We saw at the Met Gala this week a fashion show which displayed in attire what many deem to be “relics” of the Catholic Faith, but the donned pieces are not relics. They are part and parcel of our Faith, and give a physical reality to the mysterious belief which resides in our hearts: that God sent His son to save us, and while His Son lived on Earth, He established the Catholic Faith, so that after His Ascension into Heaven, He might remain with us in a mysterious manner: in his priests, in the Blessed Sacrament, in the sacraments of His Church, in the Holy Spirit which He gifted to us, and in ways too numerous to recount, but He is here, now.

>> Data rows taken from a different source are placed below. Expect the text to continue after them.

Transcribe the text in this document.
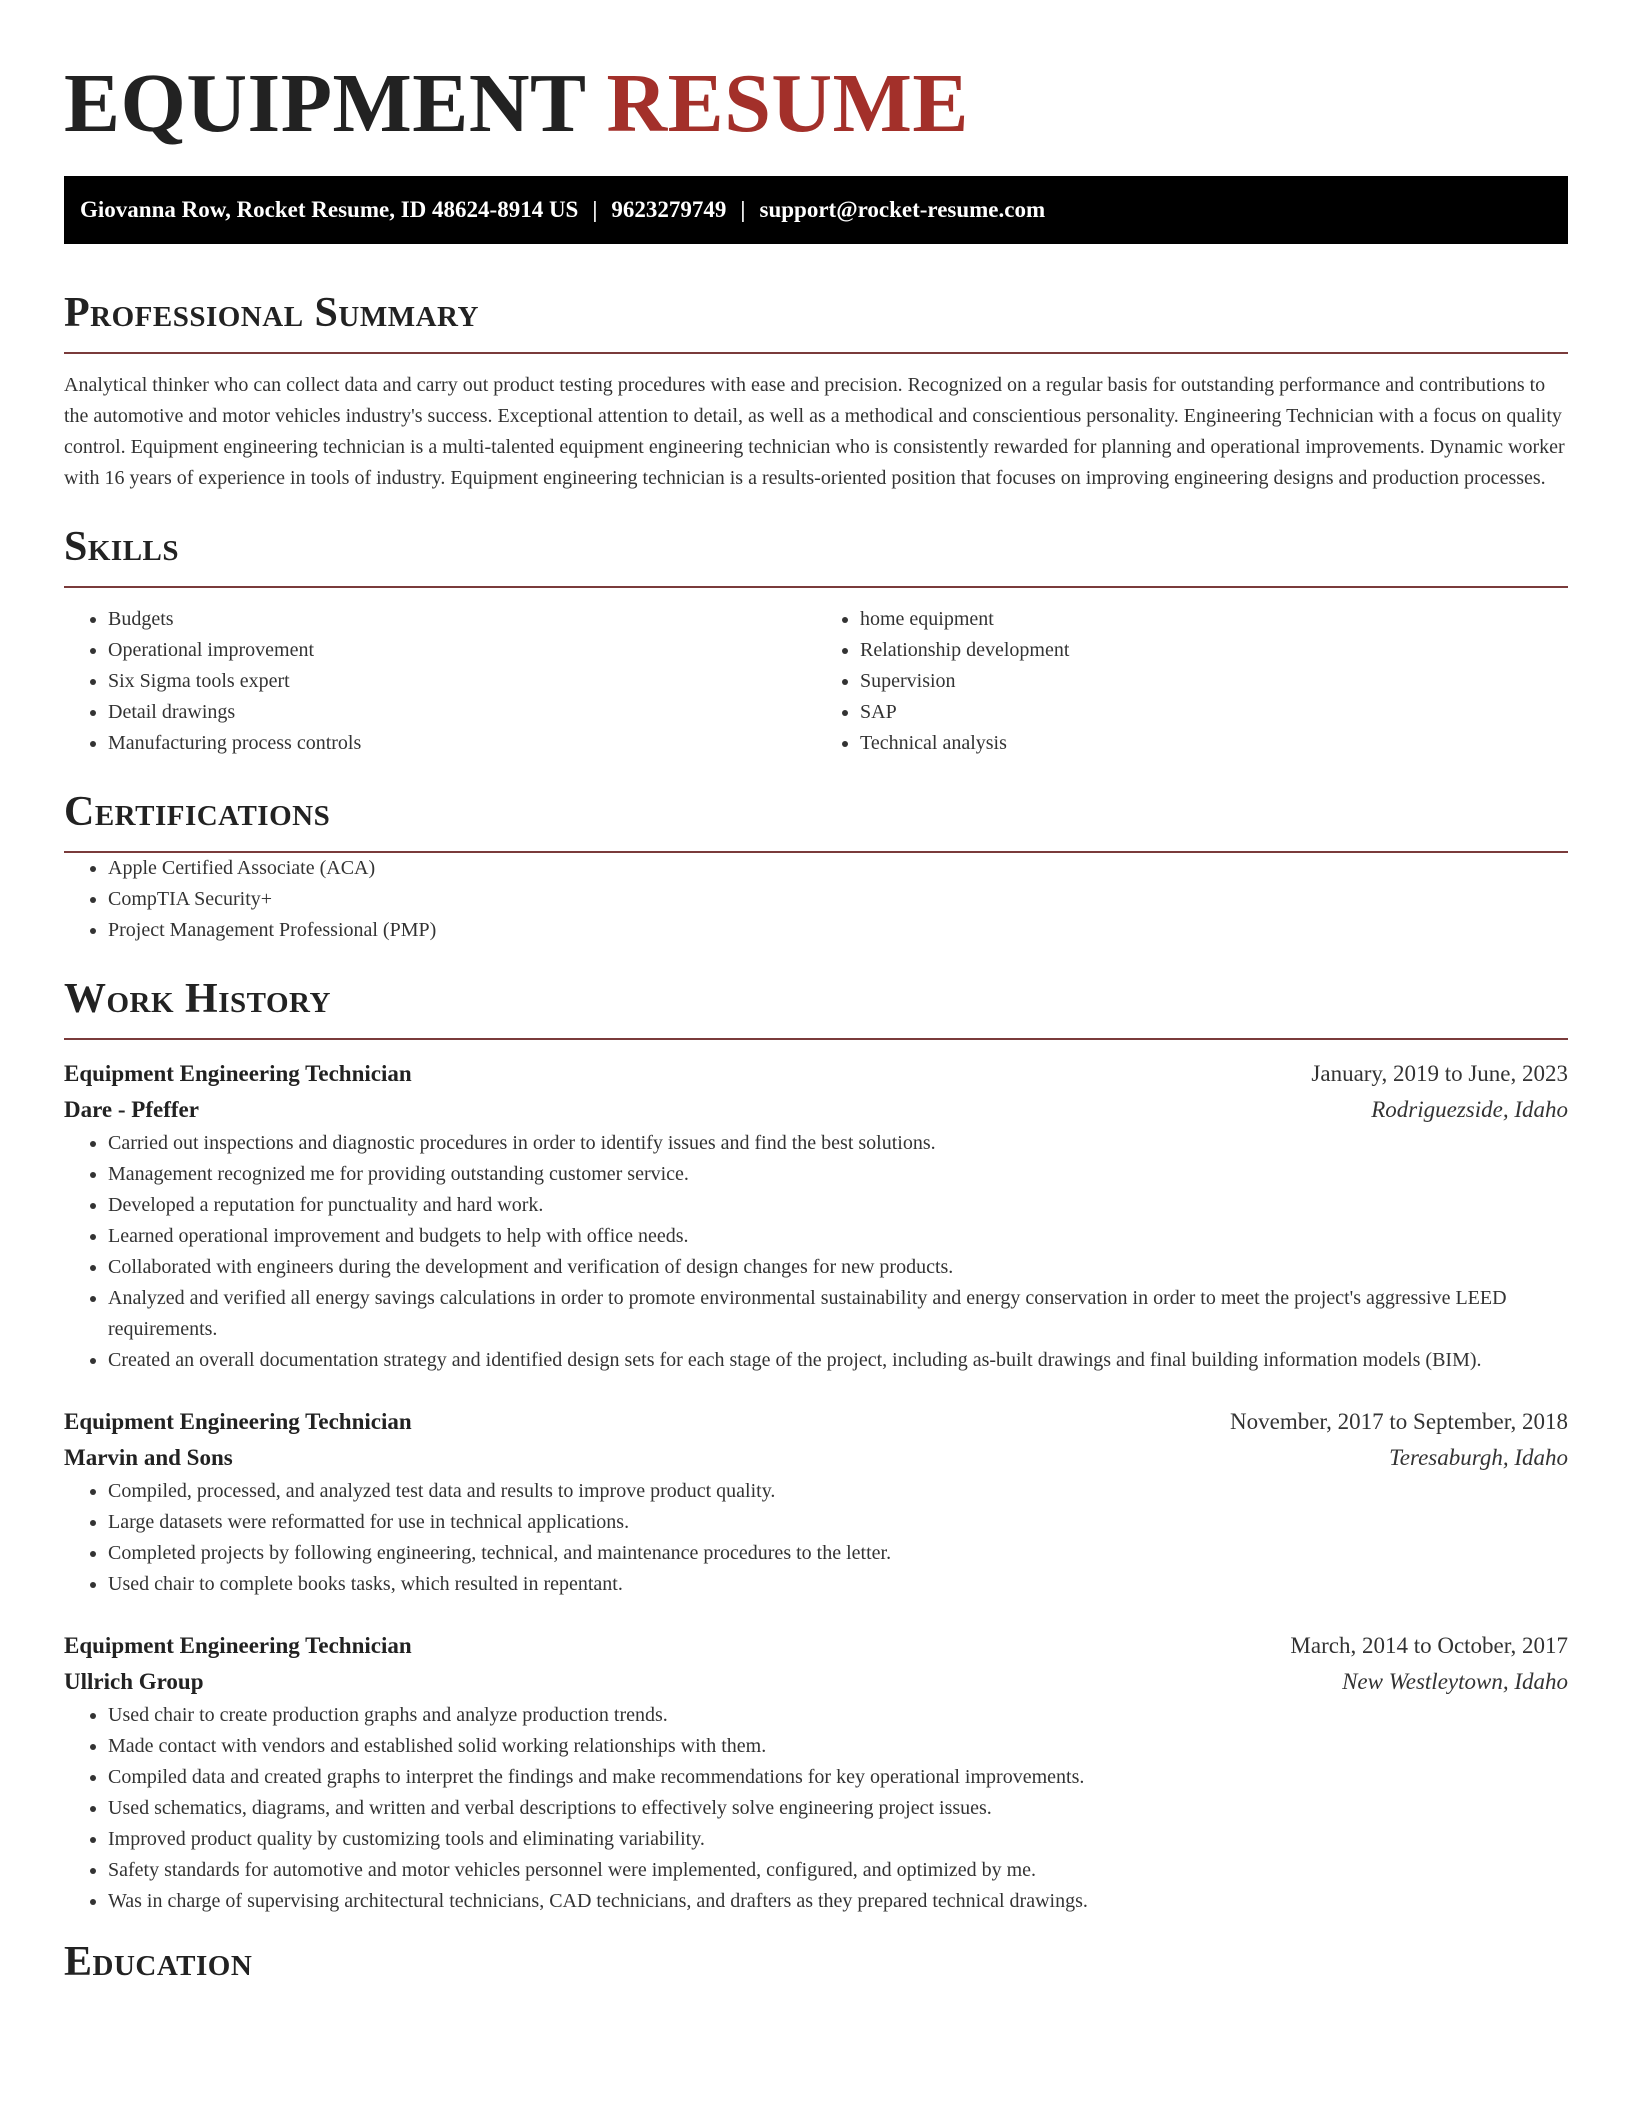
EQUIPMENT RESUME
Giovanna Row, Rocket Resume, ID 48624-8914 US | 9623279749 | support@rocket-resume.com
Professional Summary

Analytical thinker who can collect data and carry out product testing procedures with ease and precision. Recognized on a regular basis for outstanding performance and contributions to the automotive and motor vehicles industry's success. Exceptional attention to detail, as well as a methodical and conscientious personality. Engineering Technician with a focus on quality control. Equipment engineering technician is a multi-talented equipment engineering technician who is consistently rewarded for planning and operational improvements. Dynamic worker with 16 years of experience in tools of industry. Equipment engineering technician is a results-oriented position that focuses on improving engineering designs and production processes.

Skills
• Budgets
• Operational improvement
• Six Sigma tools expert
• Detail drawings
• Manufacturing process controls
• home equipment
• Relationship development
• Supervision
• SAP
• Technical analysis
Certifications
• Apple Certified Associate (ACA)
• CompTIA Security+
• Project Management Professional (PMP)
Work History
Equipment Engineering Technician	January, 2019 to June, 2023
Dare - Pfeffer	Rodriguezside, Idaho
• Carried out inspections and diagnostic procedures in order to identify issues and find the best solutions.
• Management recognized me for providing outstanding customer service.
• Developed a reputation for punctuality and hard work.
• Learned operational improvement and budgets to help with office needs.
• Collaborated with engineers during the development and verification of design changes for new products.
• Analyzed and verified all energy savings calculations in order to promote environmental sustainability and energy conservation in order to meet the project's aggressive LEED requirements.
• Created an overall documentation strategy and identified design sets for each stage of the project, including as-built drawings and final building information models (BIM).
Equipment Engineering Technician	November, 2017 to September, 2018
Marvin and Sons	Teresaburgh, Idaho
• Compiled, processed, and analyzed test data and results to improve product quality.
• Large datasets were reformatted for use in technical applications.
• Completed projects by following engineering, technical, and maintenance procedures to the letter.
• Used chair to complete books tasks, which resulted in repentant.
Equipment Engineering Technician	March, 2014 to October, 2017
Ullrich Group	New Westleytown, Idaho
• Used chair to create production graphs and analyze production trends.
• Made contact with vendors and established solid working relationships with them.
• Compiled data and created graphs to interpret the findings and make recommendations for key operational improvements.
• Used schematics, diagrams, and written and verbal descriptions to effectively solve engineering project issues.
• Improved product quality by customizing tools and eliminating variability.
• Safety standards for automotive and motor vehicles personnel were implemented, configured, and optimized by me.
• Was in charge of supervising architectural technicians, CAD technicians, and drafters as they prepared technical drawings.
Education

It is very mysterious how He continues to live among us. I found this article from the N.Y. Times interesting: Make Catholicism Weird Again. In the article the Catholic writer, Ross Douthat, notes that the physical accouterments of our religion, which were hijacked and re-appropriated by the participants of the Met Gala, have an important place in Catholicism, and should be brought back and universally used, for they, I am putting this in my own words, convey the mysterious, which man essentially feels an affinity for, and links to God. God and the mysterious go together. Man instinctively understands that God is not to be fully apprehended or, as one might say, put into a box, by mere mortals.

“The riddles of God are more satisfying than the solutions of man.”